According to state records, the registered agent for the Hurley Inn is Frederick Schellgell, an attorney from Mercer, WI. Schellgell is the attorney of record for Peter Giovanoni of Hurley, WI, according to the Schellgell law office. While the General Manager of the Inn refused to disclose the owner of the hotel, Hurley Chamber of Commerce records name Giovanoni as the owner (the Inn even has a bar named “Pete’s Place”). When confronted with this information, the Inn Manager claimed she “really doesn’t know who the owners are, or what the ownership structure is.” A Hurley Chamber contact confirmed this ownership information for Badger Democracy.

Peter Giovanoni is also owner of Superior Excavation of Hurley, and has an extensive record of Civil Judgements against him in multiple Wisconsin counties. One of the most recent occurred in Marathon County in 2011. A Marathon County representative in a phone interview told Badger Democracy that Mr. Giovanoni had arranged a line of credit with the County for solid waste disposal from his excavating business. Mr. Giovanoni failed to pay, and after avoiding summons service the county was forced to seek a default judgement against him. Default Judgement in the amount of $27,922.38 was entered on August 30, 2011. Mr. Giovanoni never appeared.  The court records search indicates a pattern of this type of activity, along with tax and revenue judgements. This raises several questions surrounding the Hearing and the Inn.

The Inn Manager told Badger Democracy the Inn is for sale. Is Giovanoni liquidating his assets before they are found out by Marathon County and other creditors?

How was this locale REALLY chosen? Who recommended this location to the committee, and do they have any ties to Giovanoni or his family (small but frequent GOP contributors - most recently JB VanHollen)?

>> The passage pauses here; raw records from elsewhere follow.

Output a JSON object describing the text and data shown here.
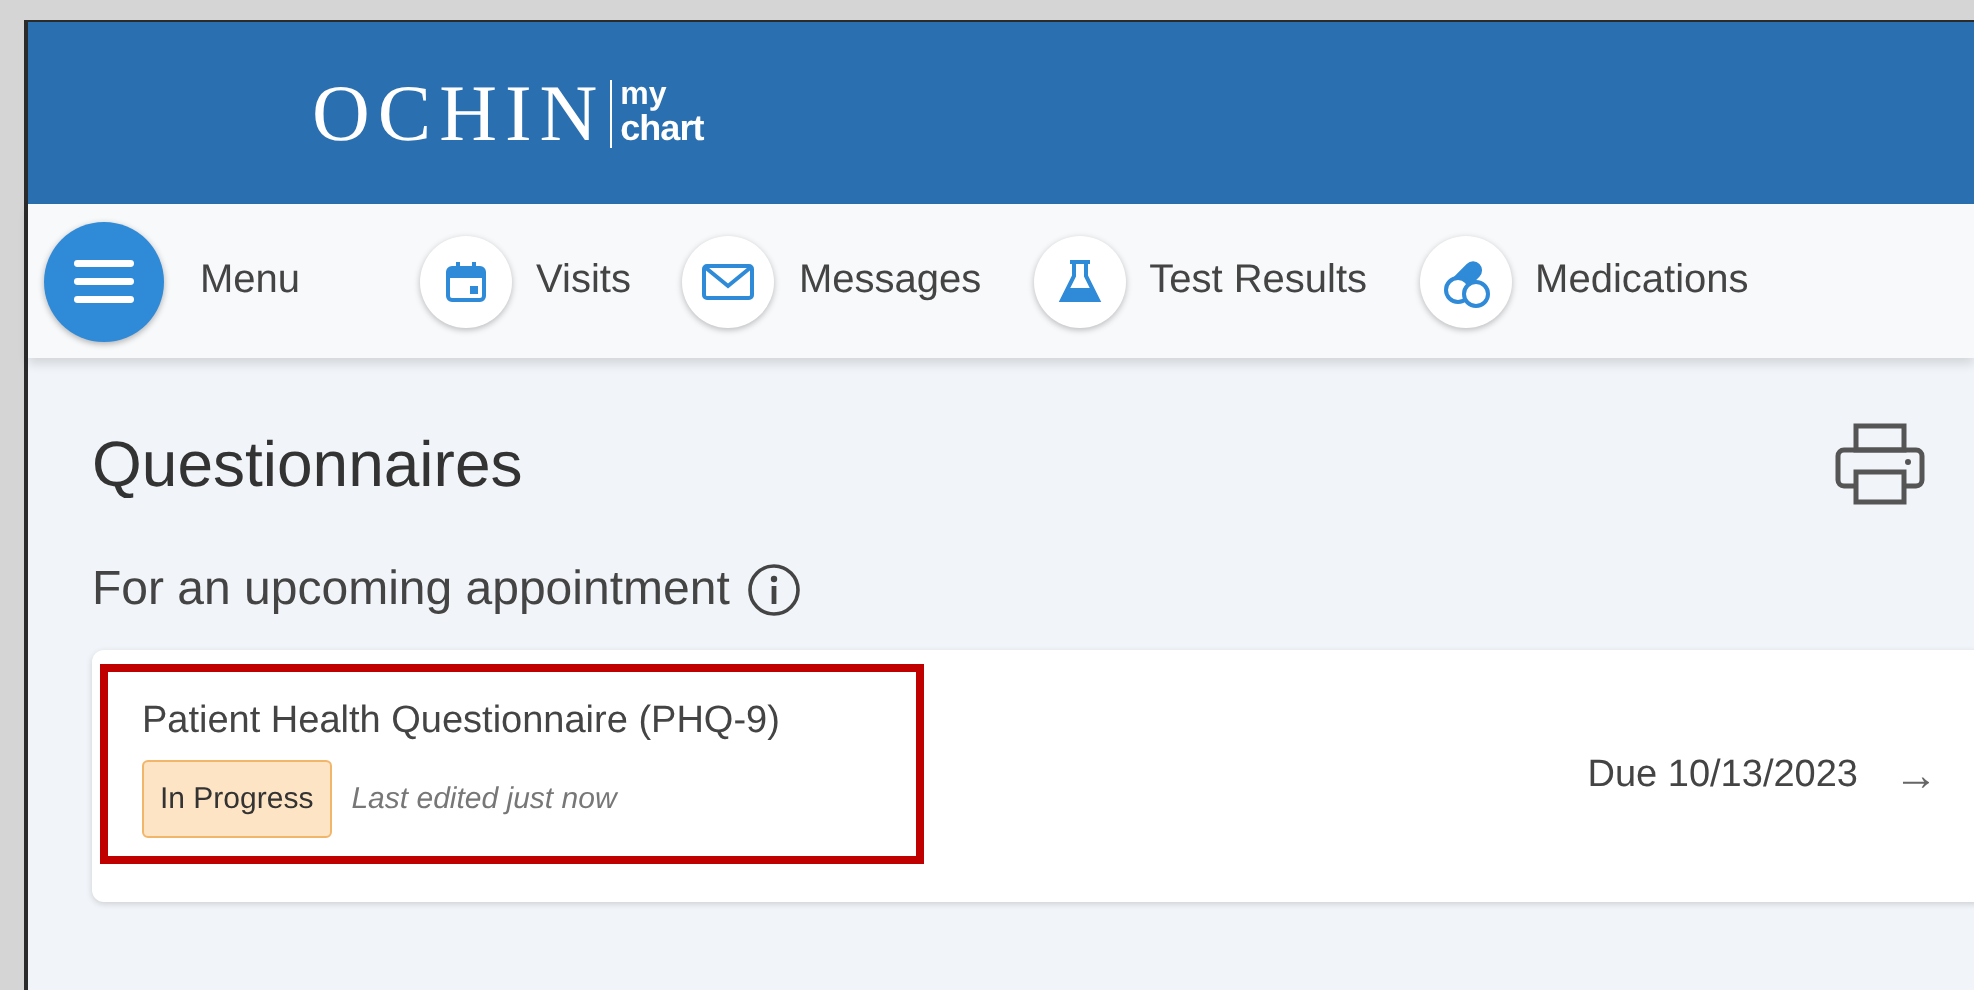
{
  "header": {
    "logo": {
      "brand": "OCHIN",
      "sub_top": "my",
      "sub_bottom": "chart"
    }
  },
  "nav": [
    {
      "kind": "menu",
      "label": "Menu"
    },
    {
      "kind": "link",
      "label": "Visits"
    },
    {
      "kind": "link",
      "label": "Messages"
    },
    {
      "kind": "link",
      "label": "Test Results"
    },
    {
      "kind": "link",
      "label": "Medications"
    }
  ],
  "page": {
    "title": "Questionnaires",
    "section": "For an upcoming appointment",
    "questionnaires": [
      {
        "title": "Patient Health Questionnaire (PHQ-9)",
        "status": "In Progress",
        "edited": "Last edited just now",
        "due": "Due 10/13/2023",
        "arrow": "→",
        "highlighted": true
      }
    ]
  }
}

Will Mr. Giovanoni benefit from this arrangement? A regional excavation company owner also owns the private location, hosting a partisan hearing on pending mining legislation, that his company could potentially profit from. Or is a lucrative state contract in the works for Superior Mining? A contract that could easily pay off thousands of dollars in civil forfeiture.

Finally, who will fill the hall at the Hurley Inn for this hearing? Will the privately-owned hotel be filled with those friendly to the bill, only to have the room full before the public at large arrives at the hotel?

Nothing is surprising anymore in Fitzwalkerstan. Arrive early, and stay vigilant. A note to all legislators – any state contract for Superior Excavation should be red flagged.  

 

And the author of the mining bill is…no surprise

A source at the Legislative Reference Bureau has confirmed for Badger Democracy that Mark Honadel (R-South Milwaukee) is the author of the Mining Bill. Honadel received money from Gogebic Taconite in his last campaign and is an American Legislative Exchange Council(ALEC) member. Links to Government Accountability Board information, Campaign Contributions, ALEC information, and lobbyists can be found in the December 11 Badger Democracy blog “The Alec-Koch Pipeline to Wisconsin Legislators and the Mining Bill.”

Badger Democracy is awaiting a reply to a related Open Records Request.